Each item in response.data:

{
"label": str,
"count": int,
"properties": [
{
"id": str, # use with db.properties.values()
"name": str,
"type": str, # 'string' | 'number' | 'boolean' | 'datetime'
"values": list, # up to 10 samples (string/boolean only)
"min": str | float | None, # number/datetime only
"max": str | float | None,
# non-empty when embedding indexes exist — property is queryable with db.ai.search()
"vectorIndexes": [
{
"id": str,
"sourceType": str, # 'managed' | 'external'
"similarityFunction": str, # 'cosine' | 'euclidean'
"dimensions": int,
"status": str, # 'pending' | 'indexing' | 'ready' | 'error'
"modelKey": str,
}
], # omitted (or empty list) when no index exists
}
],
"relationships": [
{
"label": str,
"type": str,
"direction": str, # 'in' | 'out'
}
]
}
Caching

Both methods share a 1-hour cache per project. The first call after TTL expiry triggers a full graph scan; all subsequent calls within the hour are instant. Pass {"force": True} in params to bypass the cache and trigger an immediate recalculation.

Agent quickstart

Call db.ai.get_ontology_markdown() first in every AI session. Without it, models will hallucinate field and label names.


Agent Skills

@rushdb/skills is a collection of Agent Skills — installable instructions that teach any skills-compatible AI agent (Claude, GitHub Copilot, Cursor, Windsurf, and others) to use RushDB efficiently, without manual system prompt engineering.

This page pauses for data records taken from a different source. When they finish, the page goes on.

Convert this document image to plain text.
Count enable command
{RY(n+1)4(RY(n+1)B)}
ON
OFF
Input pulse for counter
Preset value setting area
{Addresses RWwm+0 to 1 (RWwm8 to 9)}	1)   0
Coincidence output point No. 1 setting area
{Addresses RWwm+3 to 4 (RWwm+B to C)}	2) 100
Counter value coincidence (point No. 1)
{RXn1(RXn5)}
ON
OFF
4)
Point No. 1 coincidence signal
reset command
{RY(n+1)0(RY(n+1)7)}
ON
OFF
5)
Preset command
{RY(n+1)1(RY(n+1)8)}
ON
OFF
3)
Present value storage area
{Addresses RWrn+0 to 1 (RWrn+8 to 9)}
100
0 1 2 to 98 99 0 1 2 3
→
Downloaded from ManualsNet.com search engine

npx skills add rush-db/rushdb --path packages/skills
SkillWhat it teaches
rushdb-query-builderDiscovery-first workflow, SearchQuery syntax, aggregation, relationship traversal, and semantic search
rushdb-agent-memoryUsing RushDB as persistent structured memory — store, link, and semantically recall sessions, decisions, and entities
rushdb-data-modelingLMPG model design, label/property naming conventions, nested JSON import, and schema evolution
rushdb-faceted-searchBuild faceted filter UIs — discover properties and types, enumerate distinct values, map to widgets, assemble a live where clause

Each skill bundles a SKILL.md with concise instructions and optional reference files (like the full SearchQuery spec) that the agent loads on demand.

MCP server vs. Agent Skills

The MCP server gives agents direct tool access to RushDB at runtime. Agent Skills teach agents how to use those tools correctly — they complement each other.